Well of course you have to make sure your timings and latencies work out for the bus you are running across. Buses are usually configured for certain timing settings, so its just a matter of setting up the bus correctly.
LVDS obviously adds extra latency to the whole thing because the process of serialization takes time, but the time it takes is always constant so the bus can be configured for the correct latency. Clock + unidirectional LVDS pairs is the way to go, tho you may want more than one pair going each way if you want to have lots of speed and low latency.
As for narrowing the bus down to 16bit or 8bit, this is done by the same memory bridge block that you will likely need to sort out the bus timings (Internal buses likely run on timings that are too fast). Various memory bus bridges and adapters are often used inside FPGAs for connecting modules with the wrong bus type onto the given main memory bus. So if you connect a module with a 8bit interface to a 32bit bus there will have to be a bus converter between to make it work. Vendors often provide such bus converters, or provide a tool that builds your bus system automatically, inserting these converters wherever needed like magic (Like Altera SOPC builder and whatever Xilinxes equivalent tool is called).

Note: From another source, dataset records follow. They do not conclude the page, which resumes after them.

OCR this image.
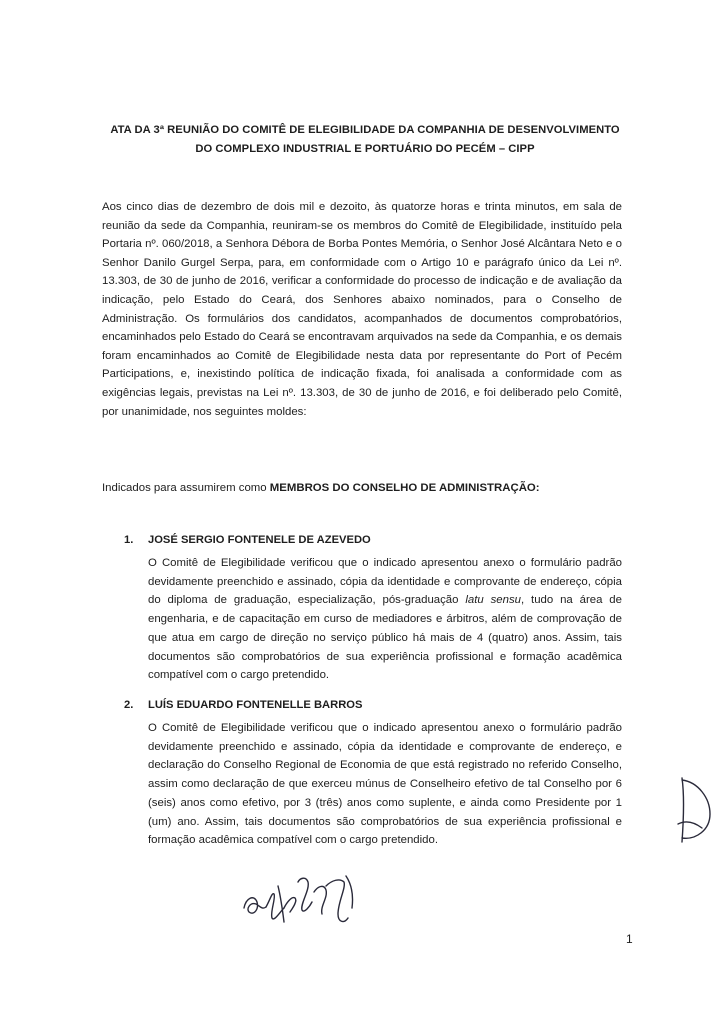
ATA DA 3ª REUNIÃO DO COMITÊ DE ELEGIBILIDADE DA COMPANHIA DE DESENVOLVIMENTO
DO COMPLEXO INDUSTRIAL E PORTUÁRIO DO PECÉM – CIPP
Aos cinco dias de dezembro de dois mil e dezoito, às quatorze horas e trinta minutos, em sala de reunião da sede da Companhia, reuniram-se os membros do Comitê de Elegibilidade, instituído pela Portaria nº. 060/2018, a Senhora Débora de Borba Pontes Memória, o Senhor José Alcântara Neto e o Senhor Danilo Gurgel Serpa, para, em conformidade com o Artigo 10 e parágrafo único da Lei nº. 13.303, de 30 de junho de 2016, verificar a conformidade do processo de indicação e de avaliação da indicação, pelo Estado do Ceará, dos Senhores abaixo nominados, para o Conselho de Administração. Os formulários dos candidatos, acompanhados de documentos comprobatórios, encaminhados pelo Estado do Ceará se encontravam arquivados na sede da Companhia, e os demais foram encaminhados ao Comitê de Elegibilidade nesta data por representante do Port of Pecém Participations, e, inexistindo política de indicação fixada, foi analisada a conformidade com as exigências legais, previstas na Lei nº. 13.303, de 30 de junho de 2016, e foi deliberado pelo Comitê, por unanimidade, nos seguintes moldes:
Indicados para assumirem como MEMBROS DO CONSELHO DE ADMINISTRAÇÃO:
1. JOSÉ SERGIO FONTENELE DE AZEVEDO
O Comitê de Elegibilidade verificou que o indicado apresentou anexo o formulário padrão devidamente preenchido e assinado, cópia da identidade e comprovante de endereço, cópia do diploma de graduação, especialização, pós-graduação latu sensu, tudo na área de engenharia, e de capacitação em curso de mediadores e árbitros, além de comprovação de que atua em cargo de direção no serviço público há mais de 4 (quatro) anos. Assim, tais documentos são comprobatórios de sua experiência profissional e formação acadêmica compatível com o cargo pretendido.
2. LUÍS EDUARDO FONTENELLE BARROS
O Comitê de Elegibilidade verificou que o indicado apresentou anexo o formulário padrão devidamente preenchido e assinado, cópia da identidade e comprovante de endereço, e declaração do Conselho Regional de Economia de que está registrado no referido Conselho, assim como declaração de que exerceu múnus de Conselheiro efetivo de tal Conselho por 6 (seis) anos como efetivo, por 3 (três) anos como suplente, e ainda como Presidente por 1 (um) ano. Assim, tais documentos são comprobatórios de sua experiência profissional e formação acadêmica compatível com o cargo pretendido.
1
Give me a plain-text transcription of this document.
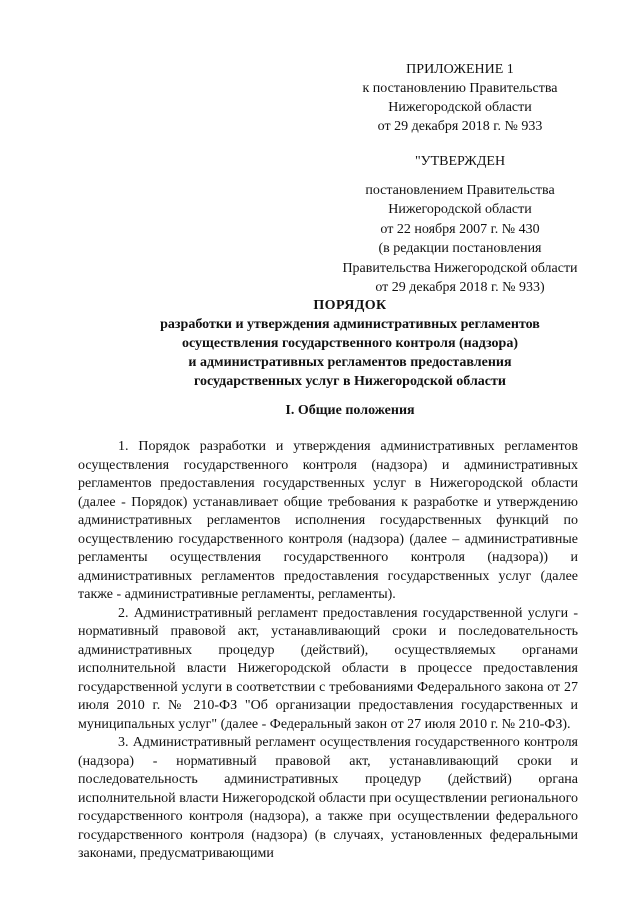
ПРИЛОЖЕНИЕ 1
к постановлению Правительства
Нижегородской области
от 29 декабря 2018 г. № 933
"УТВЕРЖДЕН
постановлением Правительства
Нижегородской области
от 22 ноября 2007 г. № 430
(в редакции постановления
Правительства Нижегородской области
от 29 декабря 2018 г. № 933)
ПОРЯДОК
разработки и утверждения административных регламентов
осуществления государственного контроля (надзора)
и административных регламентов предоставления
государственных услуг в Нижегородской области
I. Общие положения

1. Порядок разработки и утверждения административных регламентов осуществления государственного контроля (надзора) и административных регламентов предоставления государственных услуг в Нижегородской области (далее - Порядок) устанавливает общие требования к разработке и утверждению административных регламентов исполнения государственных функций по осуществлению государственного контроля (надзора) (далее – административные регламенты осуществления государственного контроля (надзора)) и административных регламентов предоставления государственных услуг (далее также - административные регламенты, регламенты).

2. Административный регламент предоставления государственной услуги - нормативный правовой акт, устанавливающий сроки и последовательность административных процедур (действий), осуществляемых органами исполнительной власти Нижегородской области в процессе предоставления государственной услуги в соответствии с требованиями Федерального закона от 27 июля 2010 г. № 210-ФЗ "Об организации предоставления государственных и муниципальных услуг" (далее - Федеральный закон от 27 июля 2010 г. № 210-ФЗ).

3. Административный регламент осуществления государственного контроля (надзора) - нормативный правовой акт, устанавливающий сроки и последовательность административных процедур (действий) органа исполнительной власти Нижегородской области при осуществлении регионального государственного контроля (надзора), а также при осуществлении федерального государственного контроля (надзора) (в случаях, установленных федеральными законами, предусматривающими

Even so these bus width/timing adapters are not hard to make yourself as long as you don't try to support all the advanced functionality of a complex memory bus configuration (Like transaction interleaving, reordering, buffering, special DMA related stuff etc) that in most cases you will not use or need. So in the end all you need to handle is "Please write X to location Y" and "Please tell me what is at location Y" along with perhaps a busy signal to pause the bus if something clogs up. Its your choice how to get that information across depending on your speed and performance needs. Heck you could do it all over a simple SPI bus if high bandwidth is not required.